1914-1915 Star awarded to Officer’s Steward 3rd Class, Royal Navy who survived two sinkings, the first on 18th March 1915 when he was aboard H.M.S. Irresistible when she struck a mine and was later sunk in the Dardanelles, and the second when he was aboard H.M.S. Cornwallis which was sunk by U-32 off the coast of Malta on 9th January 1917.
1914-1915 Star; (L.4366 C.H. WINSBURY. O.S.3. R.N.)
Condition: Nearly Extremely Fine
Charles Henry Winsbury was born in Newington, London on 18th April 1897 and saw service as a Boy Servant from 18th April 1913. He would see service during the Great War aboard H.M.S. Irresistible which was assigned to the Channel Fleet. After operations with the Dover Patrol, during which she bombarded German forces in northern France, she was assigned to the Dardanelles Campaign in February 1915. She took part in numerous unsuccessful attacks on the Ottoman forts guarding the Dardanelles in February and March. These operations included several raids by landing parties to destroy Ottoman coastal artillery batteries. On 18 March, she struck a naval mine that caused extensive flooding and disabled her engines. Without power, she began to drift into the range of Turkish guns, which laid down a withering fire. Attempts to tow her failed, so her surviving crew was evacuated and Irresistible was abandoned and eventually sank. Her crew suffered around 150 killed in the sinking.

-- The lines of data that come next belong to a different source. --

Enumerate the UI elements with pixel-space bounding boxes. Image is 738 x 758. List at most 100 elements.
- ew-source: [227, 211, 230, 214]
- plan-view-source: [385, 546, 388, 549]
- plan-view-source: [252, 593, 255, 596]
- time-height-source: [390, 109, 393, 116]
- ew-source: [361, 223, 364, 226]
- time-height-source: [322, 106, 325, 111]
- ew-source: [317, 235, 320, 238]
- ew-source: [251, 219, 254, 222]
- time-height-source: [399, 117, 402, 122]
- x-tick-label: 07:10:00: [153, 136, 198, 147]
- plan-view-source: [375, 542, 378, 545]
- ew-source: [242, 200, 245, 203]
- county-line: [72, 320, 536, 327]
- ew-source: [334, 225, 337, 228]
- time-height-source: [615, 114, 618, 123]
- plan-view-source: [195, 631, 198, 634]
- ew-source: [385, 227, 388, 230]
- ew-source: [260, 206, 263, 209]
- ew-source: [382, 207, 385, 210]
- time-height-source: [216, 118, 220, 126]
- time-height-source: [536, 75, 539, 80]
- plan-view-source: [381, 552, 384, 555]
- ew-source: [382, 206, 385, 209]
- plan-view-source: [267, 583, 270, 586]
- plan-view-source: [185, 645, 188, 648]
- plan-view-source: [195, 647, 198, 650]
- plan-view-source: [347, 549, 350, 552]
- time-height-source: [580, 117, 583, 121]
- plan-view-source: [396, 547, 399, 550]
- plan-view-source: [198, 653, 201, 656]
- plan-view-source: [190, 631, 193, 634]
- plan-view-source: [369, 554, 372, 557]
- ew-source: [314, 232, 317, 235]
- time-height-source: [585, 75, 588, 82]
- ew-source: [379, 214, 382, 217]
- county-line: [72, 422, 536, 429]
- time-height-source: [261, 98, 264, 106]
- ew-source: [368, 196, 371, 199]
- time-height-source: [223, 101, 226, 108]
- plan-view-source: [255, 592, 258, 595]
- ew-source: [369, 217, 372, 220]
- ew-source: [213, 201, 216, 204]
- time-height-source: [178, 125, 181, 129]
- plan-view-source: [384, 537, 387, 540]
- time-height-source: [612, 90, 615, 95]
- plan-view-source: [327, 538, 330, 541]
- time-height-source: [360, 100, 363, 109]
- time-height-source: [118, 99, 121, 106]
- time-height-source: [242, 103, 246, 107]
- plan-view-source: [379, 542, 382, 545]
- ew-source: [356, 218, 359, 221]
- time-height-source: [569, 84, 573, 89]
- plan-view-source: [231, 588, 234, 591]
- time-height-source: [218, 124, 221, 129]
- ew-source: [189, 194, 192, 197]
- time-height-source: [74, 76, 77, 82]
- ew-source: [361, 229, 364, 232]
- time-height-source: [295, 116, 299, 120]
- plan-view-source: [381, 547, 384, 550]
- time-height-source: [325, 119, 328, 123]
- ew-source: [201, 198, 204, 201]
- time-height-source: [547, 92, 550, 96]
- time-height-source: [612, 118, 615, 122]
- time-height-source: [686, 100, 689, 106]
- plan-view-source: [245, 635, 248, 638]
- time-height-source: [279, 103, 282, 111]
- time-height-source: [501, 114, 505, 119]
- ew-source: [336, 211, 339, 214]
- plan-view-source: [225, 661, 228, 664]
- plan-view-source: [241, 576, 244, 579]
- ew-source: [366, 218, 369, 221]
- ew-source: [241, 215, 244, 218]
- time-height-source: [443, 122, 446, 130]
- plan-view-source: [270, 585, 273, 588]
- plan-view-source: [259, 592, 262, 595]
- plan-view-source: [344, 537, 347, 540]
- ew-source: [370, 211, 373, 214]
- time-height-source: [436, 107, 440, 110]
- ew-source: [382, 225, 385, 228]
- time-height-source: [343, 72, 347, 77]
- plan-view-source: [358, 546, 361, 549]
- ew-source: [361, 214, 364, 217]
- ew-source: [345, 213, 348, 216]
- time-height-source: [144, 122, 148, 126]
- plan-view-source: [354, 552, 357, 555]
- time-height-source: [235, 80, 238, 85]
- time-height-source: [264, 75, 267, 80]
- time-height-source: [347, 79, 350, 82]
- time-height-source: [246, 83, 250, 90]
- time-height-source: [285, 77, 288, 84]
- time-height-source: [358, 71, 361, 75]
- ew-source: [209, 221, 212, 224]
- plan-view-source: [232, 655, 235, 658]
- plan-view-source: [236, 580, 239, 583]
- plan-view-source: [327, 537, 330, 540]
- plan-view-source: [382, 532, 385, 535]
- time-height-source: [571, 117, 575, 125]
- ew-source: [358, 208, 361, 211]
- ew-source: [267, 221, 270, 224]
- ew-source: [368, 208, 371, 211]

He would then transfer to H.M.S. Cornwallis, this ship had fired the first shots of the campaign on 19 February during a bombardment of Ottoman coastal defences. Over the following two months, she participated in numerous attacks on the forts that failed to destroy them, leading to the decision that a major ground attack would be necessary to neutralise the defences. Cornwallis supported the Landing at Cape Helles on 25 April and shelled Ottoman troops over the following month as the Allied soldiers sought to push further inland. She thereafter served with the Suez Canal Patrol and briefly on the East Indies Station until March 1916, when she returned to the Mediterranean. While on patrol off Malta on 9 January 1917, she was torpedoed and sunk by the German U-boat U-32.
On 9 January 1917, Cornwallis was hit on her starboard side by a torpedo from German U-boat U-32, commanded by Kurt Hartwig, in the eastern Mediterranean, 60 nautical miles (110 km; 69 mi) east of Malta. Some of her stokeholds flooded, causing her to list about ten degrees to starboard, but counter-flooding corrected the list. She was also rendered immobilised, which made her an easy target for a second attack from U-32, which was able to evade the depth charge attack from Cornwallis's escorting destroyers. By this time, the British had begun preparations to take her under tow, but Hartwig launched another torpedo at long range. About 75 minutes after the first torpedo hit, another struck Cornwallis, also on the starboard side, and the ship rolled quickly to starboard. Fifteen men were killed in the torpedo explosions, but she stayed afloat long enough to get the rest of the crew off. She sank about 30 minutes after the second torpedo hit.
Winsbury would also survive this sinking, and after several other uneventful appointments would be pensioned ashore on 22nd March 1920.